Where next for health and social care devolution?
March 14, 2017
While the Spring Budget’s injection of £2 billion for social care over the next three years will be welcome, the reality is that it is not a substitute for the long-term solution to the huge pressures that services face.
PwC's research into the health and care system, Redrawing the health and social care architecture, shows that, in the long term, the balance of power needs to be shifted to local areas so that political accountability, financial responsibility and operational control are better aligned at the local level.
This was the topic of a recent roundtable we hosted together with CIPFA in our Birmingham offices, bringing together leaders from across health and local government to consider the experience of devolution in Greater Manchester and discuss where next for health and social care devolution.
The discussion highlighted a number of success factors that are critical to making health and care devolution a success, as well as the challenges that need to be overcome, with lessons for Sustainability and Transformation Plans (STPs) as well as places considering including health in their devolution plans.
Firstly, what stood out clearly was the importance of taking a place-based approach. Successful health and care devolution, or integration, depends on stakeholders placing less importance on their individual organisational interests and focus instead on their collaborative impact for people in their place.

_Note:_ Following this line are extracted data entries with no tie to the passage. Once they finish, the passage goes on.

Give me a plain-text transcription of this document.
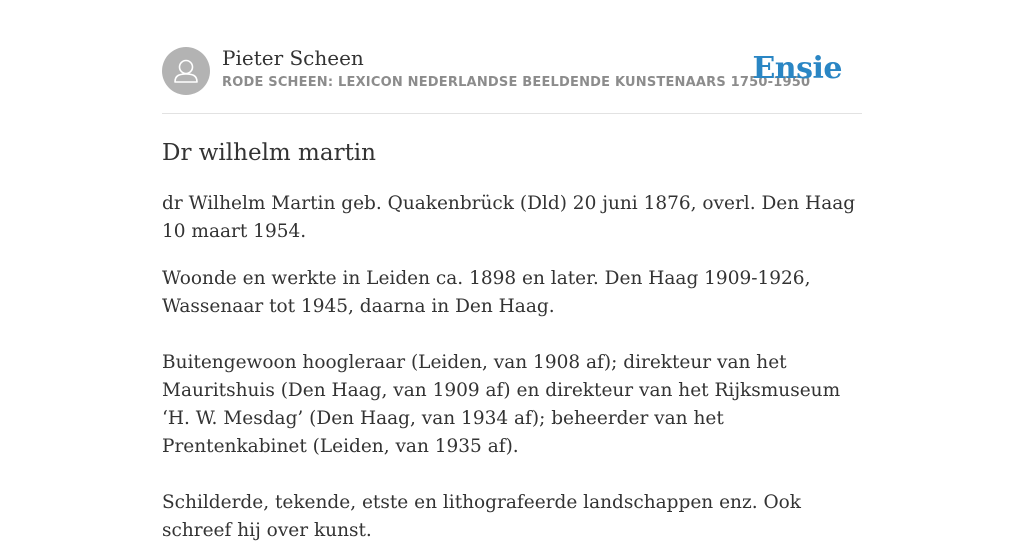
Pieter Scheen
RODE SCHEEN: LEXICON NEDERLANDSE BEELDENDE KUNSTENAARS 1750-1950
Ensie
Dr wilhelm martin

dr Wilhelm Martin geb. Quakenbrück (Dld) 20 juni 1876, overl. Den Haag 10 maart 1954.

Woonde en werkte in Leiden ca. 1898 en later. Den Haag 1909-1926, Wassenaar tot 1945, daarna in Den Haag.

Buitengewoon hoogleraar (Leiden, van 1908 af); direkteur van het Mauritshuis (Den Haag, van 1909 af) en direkteur van het Rijksmuseum ‘H. W. Mesdag’ (Den Haag, van 1934 af); beheerder van het Prentenkabinet (Leiden, van 1935 af).

Schilderde, tekende, etste en lithografeerde landschappen enz. Ook schreef hij over kunst.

And place doesn’t start and end at the city region: the Greater Manchester experience shows that micro-commissioning and neighbourhood approaches can also have their role to play in controlling demand and delivering a broader health and care strategy.

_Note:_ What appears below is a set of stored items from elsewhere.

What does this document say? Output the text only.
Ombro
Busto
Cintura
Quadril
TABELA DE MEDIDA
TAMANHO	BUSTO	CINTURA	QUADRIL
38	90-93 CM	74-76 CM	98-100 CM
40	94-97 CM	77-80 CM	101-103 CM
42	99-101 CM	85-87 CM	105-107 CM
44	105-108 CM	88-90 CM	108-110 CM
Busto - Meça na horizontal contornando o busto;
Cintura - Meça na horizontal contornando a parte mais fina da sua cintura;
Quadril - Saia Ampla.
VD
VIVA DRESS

However, central to taking a place-based approach is getting the geography right. While in Greater Manchester, the STP footprint follows that of the combined authority, this isn’t the case in the West Midlands or in many of the other STPs, providing challenges to health and local government aligning their efforts. Questions also remain about how financial incentives should be reshaped to support a place-based approach. These are just some aspects of a broader concern around the ‘faultline’ between health and social care that we heard strongly in our research on the health and care system architecture, where the lack of alignment in national structures, policies and funding leaves local areas struggling to paper over the cracks.

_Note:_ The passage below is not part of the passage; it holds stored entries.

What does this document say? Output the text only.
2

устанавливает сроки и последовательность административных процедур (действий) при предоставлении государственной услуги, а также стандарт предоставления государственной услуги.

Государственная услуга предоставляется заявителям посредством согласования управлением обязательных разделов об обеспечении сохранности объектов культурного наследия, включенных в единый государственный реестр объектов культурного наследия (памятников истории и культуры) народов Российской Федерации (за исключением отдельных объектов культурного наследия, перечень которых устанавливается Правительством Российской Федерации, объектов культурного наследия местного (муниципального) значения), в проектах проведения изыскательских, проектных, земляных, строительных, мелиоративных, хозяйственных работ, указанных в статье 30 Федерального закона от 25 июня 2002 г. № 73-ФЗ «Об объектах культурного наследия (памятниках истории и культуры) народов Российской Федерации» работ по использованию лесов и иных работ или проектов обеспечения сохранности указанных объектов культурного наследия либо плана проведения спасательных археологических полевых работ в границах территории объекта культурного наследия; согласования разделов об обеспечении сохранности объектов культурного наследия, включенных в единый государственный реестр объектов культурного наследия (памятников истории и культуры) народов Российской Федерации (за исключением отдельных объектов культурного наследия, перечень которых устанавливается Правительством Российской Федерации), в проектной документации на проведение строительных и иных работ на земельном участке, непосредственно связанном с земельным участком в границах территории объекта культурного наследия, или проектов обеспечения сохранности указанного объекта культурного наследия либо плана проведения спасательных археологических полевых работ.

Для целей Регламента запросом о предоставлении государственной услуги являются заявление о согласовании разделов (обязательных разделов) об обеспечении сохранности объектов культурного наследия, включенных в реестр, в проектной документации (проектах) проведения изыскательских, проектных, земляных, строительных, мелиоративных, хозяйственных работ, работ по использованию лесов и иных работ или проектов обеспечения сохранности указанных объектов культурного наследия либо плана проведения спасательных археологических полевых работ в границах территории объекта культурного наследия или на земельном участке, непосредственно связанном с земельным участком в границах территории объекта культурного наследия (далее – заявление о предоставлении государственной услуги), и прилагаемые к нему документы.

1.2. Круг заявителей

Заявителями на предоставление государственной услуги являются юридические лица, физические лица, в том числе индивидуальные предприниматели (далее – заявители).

Secondly, the Greater Manchester experience highlights the importance of seeing health and care as part of the wider picture of productivity improvement and public services reform. Given that the majority of health outcomes are determined by factors other than the care they receive, a more radical approach to population health is needed that also tackles issues of unemployment, poverty and housing, for example. A broader approach will reap dividends: too many people are being kept out of productive work due to poor health, therefore improving health and social care services will have a wider economic impact, by contributing to economic growth as well reducing pressures on public services. In comparison, attendees reflected that, while they have a wide remit and ambitious plans, there is less evidence that STPs are addressing this broader public services reform agenda.
A third critical success factor will be engaging the public in a meaningful way. A new deal is needed with the public, whereby the system is clear on what the public can expect and how they should use services, and citizens are empowered to take more personal responsibility for their health and wellbeing. In Greater Manchester, public engagement is embedded in the plan, including over 6,000 meetings held to gain a greater understanding of the issues, more than 2.5 million social media engagements, and over 300 staff and community group meetings to date. On the other hand, attendees reflected that STPs have been more introspective and in some cases lack the skills needed to deliver meaningful public engagement.
A further and related issue is that of accountability. All health and care systems will need to address their lack of ownership for system governance. Attendees spoke of the need to think about distributed leadership. While even in Greater Manchester the mayor will not have formal responsibility for health and social care, it will be interesting to see what the elected mayors will bring to the table in terms of their softer powers in terms of convening and helping to build a sense of common purpose and vision.
Finally, there was recognition of the scale of transformation needed and the resulting pressures in terms of resource, workforce and culture. Day to day pressures mean there isn’t always the time and space to invest in the organisational development needed to deliver transformation at scale. Cultural differences create barriers to joint working and attendees noted a continued animosity between health and local government leaders, in part driven by constitutional differences that are not always well understood. Unlike the STP process, devolution has relied on local areas coming together and making the case for further powers, rather than organisations being forced to participate. In the long term, buy-in will be needed from all partners in order to make joint working successful.
While there is no doubt that there is a challenging journey ahead for health and social care organisations, having a shared mission and sense of purpose will be critical regardless of whether they go down the devolution route. If there is anything to learn from the Greater Manchester experience it is that too many places are still waiting for permission rather than coming together, tackling public service reform and delivering better outcomes for their people and places.